Because it was the 25th Vision Show, and Adimec is celebrating our 20 year anniversary, we decided to look back on where machine vision has come from and where we are headed.
Though Machine Vision has its roots in military image analysis and artificial intelligence – research that started after WWII, we start our journey in the early 1980s when industrial machine vision really took off. At that moment the market pull from companies that needed new tools for quality control during mass production as visual inspection by humans was no longer practical, met a technology push from industrial (VME) and commercial computing (IBM pc) platforms, image processing software and CCD cameras.
It is therefore logical that early adopters of Machine Vision technology were often large companies that developed solutions for their own use, often with help of universities and/or small companies specialized in imaging.
To illustrate this: it was in 1984 when Adimec’s predecessor HTH started working for Philips on the automatic measurement and alignment of color CRTs – a perfect task for machine vision although not easy at all!
One of the challenges was to have cameras that were able to very accurately measure with a high speed.
Their knowledge was not specialized in machine vision though. For an effective machine vision systems, you need an understanding of illumination, optics, sensors, cameras, software programming. As there were better components that became available, particularly the CCD camera from Sony, some companies saw an opportunity.
CCD technology started for professional markets like broadcast & security. The real volume came with commercial applications like camcorders (i.e. Sony Handycam). Adimec (previously HTH) was one company that recognized cameras for industrial use were a smaller market with special requirements opening a new market.
By 1988 when the first Vision Show was held which initiated the machine vision market. The important application themes at VISION originated from the large industries in Germany like:
– on-line inspection of car parts
– optical quality control of plastic parts
– optical detection of imperfections in glass
Over the last 25 years, the market has matured as evident by world-wide players, cooperation between companies / associations to align standards and develop joint view on the future.
It is safe to say that Machine Vision is a key enabler for many high tech markets today. For example, the production of semiconductors and mobile devices like mobile phones and laptop computers would not be possible without the use of Machine Vision technologies.
For many years the growth, the focus for sensors and cameras was on higher resolution and greater frame rates. For the majority of applications 1 or 2 Megapixels at 50 fps is adequate. Now there is a lot of focus on reducing costs and easing integration.

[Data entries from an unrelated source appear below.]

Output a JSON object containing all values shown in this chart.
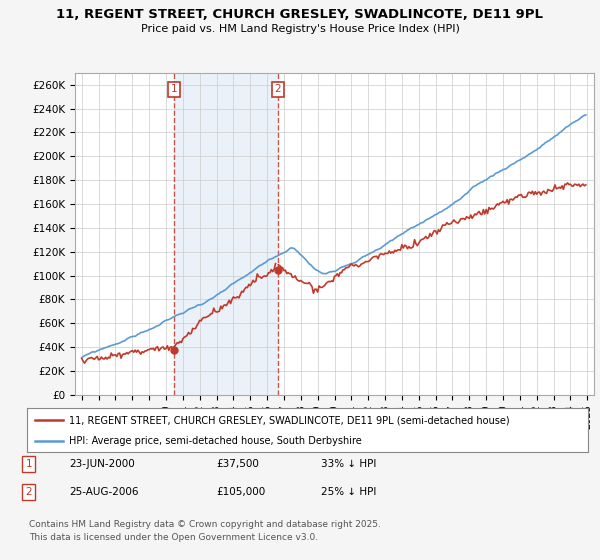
{
  "title": "11, REGENT STREET, CHURCH GRESLEY, SWADLINCOTE, DE11 9PL",
  "subtitle": "Price paid vs. HM Land Registry's House Price Index (HPI)",
  "ylabel_ticks": [
    "£0",
    "£20K",
    "£40K",
    "£60K",
    "£80K",
    "£100K",
    "£120K",
    "£140K",
    "£160K",
    "£180K",
    "£200K",
    "£220K",
    "£240K",
    "£260K"
  ],
  "ytick_values": [
    0,
    20000,
    40000,
    60000,
    80000,
    100000,
    120000,
    140000,
    160000,
    180000,
    200000,
    220000,
    240000,
    260000
  ],
  "ylim": [
    0,
    270000
  ],
  "hpi_color": "#5b9bd5",
  "hpi_fill_color": "#dce9f5",
  "price_color": "#c0392b",
  "sale1_year": 2000.47,
  "sale1_price": 37500,
  "sale2_year": 2006.64,
  "sale2_price": 105000,
  "sale1_date": "23-JUN-2000",
  "sale1_price_str": "£37,500",
  "sale1_hpi": "33% ↓ HPI",
  "sale2_date": "25-AUG-2006",
  "sale2_price_str": "£105,000",
  "sale2_hpi": "25% ↓ HPI",
  "legend_line1": "11, REGENT STREET, CHURCH GRESLEY, SWADLINCOTE, DE11 9PL (semi-detached house)",
  "legend_line2": "HPI: Average price, semi-detached house, South Derbyshire",
  "footer": "Contains HM Land Registry data © Crown copyright and database right 2025.\nThis data is licensed under the Open Government Licence v3.0.",
  "bg_color": "#f5f5f5",
  "plot_bg": "#ffffff",
  "xlim_left": 1994.6,
  "xlim_right": 2025.4
}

Machine vision has finished high school and has a bright future ahead. Evidence for this are a consolidation of companies in the market, price fights among camera suppliers, and most importantly the industry is no longer defined as a solution looking for a problem. There are now many automation problems looking for machine vision solutions, such as:
- Innovation in semiconductor manufacturing moving to sub 20 nm nodes and 450 mm wafers
- Innovations in chip packaging and PCB manufacturing with 3D ICs, chip on PCB, and flexible PCBs
- Higher resolution and flexible smaller displays
- Higher quality, on-demand car manufacturing.
- Vision guided robotics for factory automation.
- Securing public spaces and our borders.
There are questions from many different industries being asked to the MV industry. Have we graduated successfully to give a professional answer?